Speculative Parallel Rejection Sampling in ML-DSA Signing
Speculative Parallel Rejection Sampling in ML-DSA Signing
ML-DSA signing uses the Fiat-Shamir with Aborts construction. The signer picks a random masking vector y, computes a candidate signature, checks norm bounds, and either accepts or discards and retries. The acceptance probability per attempt is roughly 19.6% for ML-DSA-65, meaning the signer needs about 5.1 iterations on average. The distribution is geometric with a real tail - reaching the 99th percentile requires around 21 iterations.
This is a latency problem. Each iteration is fast (50-200us with AVX2-optimized NTT and 4-way Keccak), but the variable number of retries creates unpredictable signing times. For a system budgeting 1ms and hitting a 99th-percentile case at 2.1ms, that’s a missed deadline.

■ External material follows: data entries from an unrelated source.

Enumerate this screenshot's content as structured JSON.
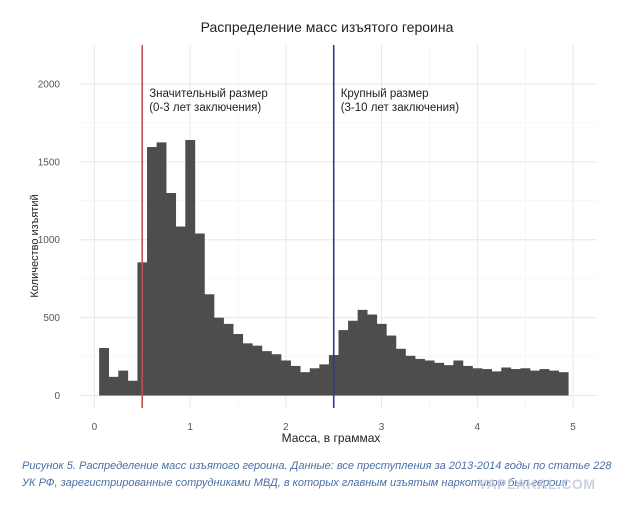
{
  "chart_data": {
    "type": "bar",
    "title": "Распределение масс изъятого героина",
    "xlabel": "Масса, в граммах",
    "ylabel": "Количество изъятий",
    "xlim": [
      -0.15,
      5.25
    ],
    "ylim": [
      -80,
      2250
    ],
    "x_ticks": [
      0,
      1,
      2,
      3,
      4,
      5
    ],
    "y_ticks": [
      0,
      500,
      1000,
      1500,
      2000
    ],
    "grid": true,
    "bin_width": 0.1,
    "bins_start": [
      0.05,
      0.15,
      0.25,
      0.35,
      0.45,
      0.55,
      0.65,
      0.75,
      0.85,
      0.95,
      1.05,
      1.15,
      1.25,
      1.35,
      1.45,
      1.55,
      1.65,
      1.75,
      1.85,
      1.95,
      2.05,
      2.15,
      2.25,
      2.35,
      2.45,
      2.55,
      2.65,
      2.75,
      2.85,
      2.95,
      3.05,
      3.15,
      3.25,
      3.35,
      3.45,
      3.55,
      3.65,
      3.75,
      3.85,
      3.95,
      4.05,
      4.15,
      4.25,
      4.35,
      4.45,
      4.55,
      4.65,
      4.75,
      4.85
    ],
    "values": [
      305,
      120,
      160,
      95,
      855,
      1595,
      1625,
      1300,
      1085,
      1640,
      1040,
      650,
      500,
      460,
      395,
      335,
      320,
      285,
      265,
      225,
      190,
      150,
      175,
      200,
      260,
      420,
      480,
      550,
      520,
      460,
      385,
      300,
      255,
      235,
      225,
      210,
      195,
      225,
      190,
      175,
      170,
      155,
      180,
      170,
      175,
      160,
      170,
      160,
      150
    ],
    "color": "#4d4d4d",
    "reference_lines": [
      {
        "x": 0.5,
        "color": "#c0504d",
        "label_line1": "Значительный размер",
        "label_line2": "(0-3 лет заключения)"
      },
      {
        "x": 2.5,
        "color": "#2e3a8c",
        "label_line1": "Крупный размер",
        "label_line2": "(3-10 лет заключения)"
      }
    ]
  },
  "caption": "Рисунок 5. Распределение масс изъятого героина. Данные: все преступления за 2013-2014 годы по статье 228 УК РФ, зарегистрированные сотрудниками МВД, в которых главным изъятым наркотиком был героин",
  "watermark": "YAPLAKAL.COM"
}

The idea: speculative parallel attempts
Each rejection sampling iteration is independent. Different iterations use different random y values (parameterized by the loop counter kappa in FIPS 204). Nothing prevents running multiple iterations concurrently and taking the first one that succeeds.
With k=8 parallel threads, the probability that at least one succeeds per round is 1-(1-p)^8. For ML-DSA-65 (p=0.196), that’s about 83% per round, giving an expected 1.2 rounds to produce a valid signature. Wall-clock speedup: roughly 4.2x. The tail collapses dramatically - what sequentially required 10+ iterations to reach 89% confidence is achieved in a single parallel round.

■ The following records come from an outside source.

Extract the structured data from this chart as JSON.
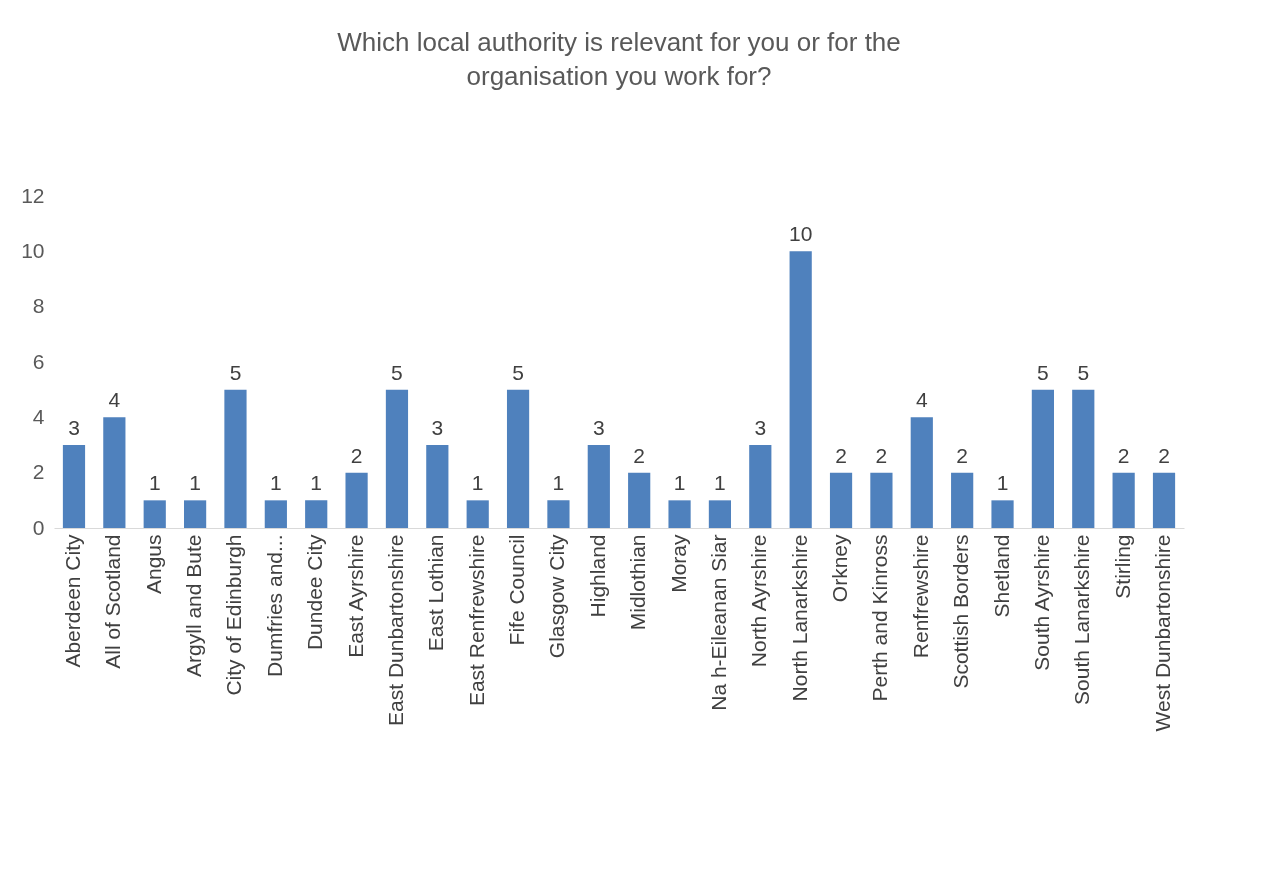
{
  "chart_data": {
    "type": "bar",
    "title": "Which local authority is relevant for you or for the organisation you work for?",
    "categories": [
      "Aberdeen City",
      "All of Scotland",
      "Angus",
      "Argyll and Bute",
      "City of Edinburgh",
      "Dumfries and...",
      "Dundee City",
      "East Ayrshire",
      "East Dunbartonshire",
      "East Lothian",
      "East Renfrewshire",
      "Fife Council",
      "Glasgow City",
      "Highland",
      "Midlothian",
      "Moray",
      "Na h-Eileanan Siar",
      "North Ayrshire",
      "North Lanarkshire",
      "Orkney",
      "Perth and Kinross",
      "Renfrewshire",
      "Scottish Borders",
      "Shetland",
      "South Ayrshire",
      "South Lanarkshire",
      "Stirling",
      "West Dunbartonshire"
    ],
    "values": [
      3,
      4,
      1,
      1,
      5,
      1,
      1,
      2,
      5,
      3,
      1,
      5,
      1,
      3,
      2,
      1,
      1,
      3,
      10,
      2,
      2,
      4,
      2,
      1,
      5,
      5,
      2,
      2
    ],
    "color": "#4f81bd",
    "ylim": [
      0,
      12
    ],
    "yticks": [
      0,
      2,
      4,
      6,
      8,
      10,
      12
    ],
    "data_labels": true,
    "grid": false
  }
}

The tradeoff is compute: 8 threads x 1.2 rounds = ~9.6 iterations of total work versus ~5.1 sequentially. Throughput drops by about 1.9x. This is a latency-for-throughput trade, worth it when cores are available and signing latency matters.
Implementation
The computation per iteration is small, so thread management overhead matters. Two practical approaches:
In C, OpenMP with a persistent thread pool and active wait policy (OMP_WAIT_POLICY=active) gives near-zero dispatch latency. Threads spin between parallel regions, an atomic flag signals completion, and losers drain out. This is three lines of pragmas on top of existing signing code.
In Rust, rayon’s scoped parallelism with an AtomicBool cancellation flag is the idiomatic choice. Threads park via futex rather than spinning, adding a few microseconds of wake-up latency – negligible against a 50-200us iteration. No spin-wait thread pool crate currently exists in the Rust ecosystem; a custom one is ~50 lines but rarely justified.

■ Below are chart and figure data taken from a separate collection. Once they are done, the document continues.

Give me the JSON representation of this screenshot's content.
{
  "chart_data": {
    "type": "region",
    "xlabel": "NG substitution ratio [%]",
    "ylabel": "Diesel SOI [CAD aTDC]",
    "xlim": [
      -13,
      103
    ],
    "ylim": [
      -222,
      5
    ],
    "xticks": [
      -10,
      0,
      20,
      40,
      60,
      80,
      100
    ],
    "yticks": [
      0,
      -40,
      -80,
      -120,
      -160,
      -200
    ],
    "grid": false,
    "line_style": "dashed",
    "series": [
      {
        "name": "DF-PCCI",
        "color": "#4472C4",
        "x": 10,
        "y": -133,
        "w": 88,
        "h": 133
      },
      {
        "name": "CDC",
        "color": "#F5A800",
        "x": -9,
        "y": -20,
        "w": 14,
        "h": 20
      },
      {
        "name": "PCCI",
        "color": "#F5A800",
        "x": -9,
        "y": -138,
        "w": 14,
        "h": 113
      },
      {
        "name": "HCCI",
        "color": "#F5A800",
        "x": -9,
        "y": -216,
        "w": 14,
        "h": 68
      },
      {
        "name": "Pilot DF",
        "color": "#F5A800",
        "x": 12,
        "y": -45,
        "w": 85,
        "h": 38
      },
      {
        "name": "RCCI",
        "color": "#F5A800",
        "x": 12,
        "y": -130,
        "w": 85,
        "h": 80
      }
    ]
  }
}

The critical implementation detail: each thread needs its own RNG state and keccak context. Assign non-overlapping kappa ranges (thread 0 gets kappa=0,8,16,…; thread 1 gets kappa=1,9,17,…) to ensure independent randomness without sharing mutable state.
What about SIMD?
SIMD parallelism (AVX2 4-way Keccak, AVX-512 NTT vectorization) is already used within each iteration to accelerate the internal polynomial arithmetic and hashing. It is orthogonal to thread-level parallelism across iterations. The two compose: 8 threads each running AVX2-optimized iterations gives you both fast individual iterations and parallel speculative attempts.
Prior work
The idea of parallel speculative rejection sampling appears in the threshold ML-DSA literature. TOPCOAT (Agrawal et al.) runs theta parallel signing iterations to avoid expensive communication-round restarts. The “Efficient Threshold ML-DSA” paper (NIST 6th PQC Conference, 2025) similarly runs K>1 iterations in parallel per party. Seo and An implemented parallel Dilithium signing on an embedded GPU for autonomous driving, achieving 19.41x speedup on NVIDIA Jetson AGX Xavier using rejection sequence tables and parallel NTT.
For standard (non-threshold) ML-DSA on multi-core CPUs, the approach is straightforward and effective but appears underexplored in the literature. The geometric distribution of signing attempts makes it a natural fit for speculative execution, and modern hardware with 8+ cores and per-core L1/L2 caches eliminates the traditional objections around cache contention.
Summary
The goal of this blog is to describe my next project. The results will be reported shortly, hopefully with the Rust implementation.